Kekurangan Membeli Rumah Cash

Penggunaan Dana yang Besar

Membeli rumah cash memerlukan penggunaan dana yang signifikan dari tabungan atau investasi Anda. Ini bisa mempengaruhi fleksibilitas keuangan Anda dalam hal investasi lain atau kebutuhan mendesak. Belum lagi pasti dibutuhkan waktu yang lama untuk mengumpulkan sejumlah uang tersebut. 

Membeli Rumah Melalui Kredit Pemilikan Rumah (KPR)

Berikut adalah kelebihan dan kekurangan metode KPR dalam hal beli rumah cash vs KPR,

Kelebihan KPR

Pembayaran Bertahap

Dengan KPR, Anda dapat membayar rumah dalam beberapa tahun dengan cicilan bulanan yang terjangkau. Ini memungkinkan Anda untuk membeli rumah tanpa harus merogoh seluruh uang tunai sekaligus. Besaran dan lama cicilan juga dapat disesuaikan dengan kondisi finansial Anda.

Stabilitas Keuangan Lebih Terjaga

KPR memungkinkan Anda untuk tetap memiliki sebagian besar uang tunai di tangan dan memanfaatkannya untuk investasi lain atau kebutuhan mendesak. Hal ini membuat keuangan Anda lebih stabil karena tidak langsung keluar uang dengan jumlah besar dalam satu waktu.

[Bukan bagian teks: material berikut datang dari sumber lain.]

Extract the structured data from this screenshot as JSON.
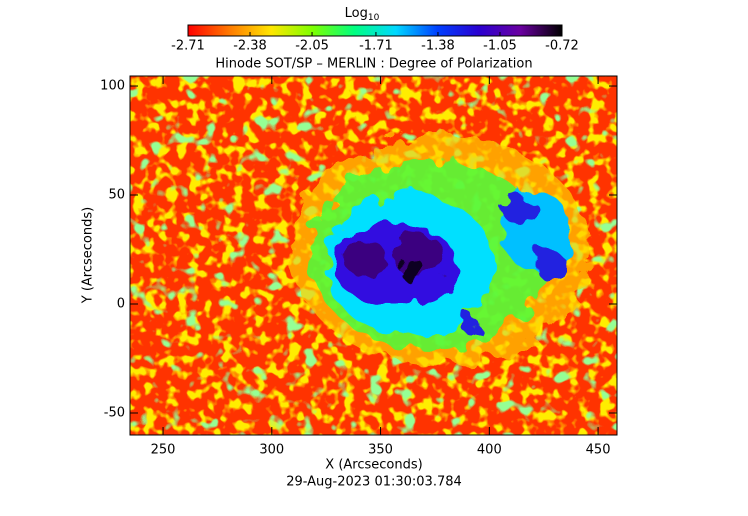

Kemungkinan Pertumbuhan Properti 

Selama periode KPR, nilai properti Anda mungkin mengalami kenaikan. Ini dapat menghasilkan keuntungan modal jika Anda memutuskan untuk menjualnya di masa depan.

Kekurangan KPR

Beban Bunga

Jika membahas beli rumah cash vs KPR, salah satu downside utama dari KPR adalah beban bunga yang harus Anda bayarkan selama masa cicilan. Ini dapat membuat total pembayaran Anda lebih tinggi daripada harga beli rumah. Apalagi jika bunganya bersifat floating alias bisa bertambah terus setiap tahunnya.

Keterikatan Finansial

Anda akan terikat dengan pembayaran bulanan KPR selama jangka waktu tertentu. Ini dapat membatasi fleksibilitas keuangan Anda dalam jangka pendek.

Kesimpulan

Keputusan antara beli rumah cash vs KPR adalah situasional dan tergantung pada kondisi finansial dan tujuan Anda. Jika Anda memiliki dana yang cukup dan ingin menghindari beban bunga, membeli rumah cash bisa menjadi pilihan yang baik. Namun, jika Anda ingin memanfaatkan cicilan bulanan dan tetap memiliki likuiditas keuangan, KPR bisa menjadi alternatif yang lebih baik.

Rumah subsidi dengan harga yang terjangkau juga bisa menjadi alternatif bagi Anda. Opsi untuk membeli dengan metode cash atau KPR bisa Anda diskusikan dengan developer dan pihak-pihak terkait. 

Sebelum membuat keputusan, pastikan untuk mempertimbangkan matang-matang keadaan keuangan Anda dan berkonsultasi dengan profesional keuangan atau ahli properti. Ini akan membantu Anda membuat pilihan yang paling sesuai dengan situasi Anda serta merencanakan masa depan finansial yang lebih baik.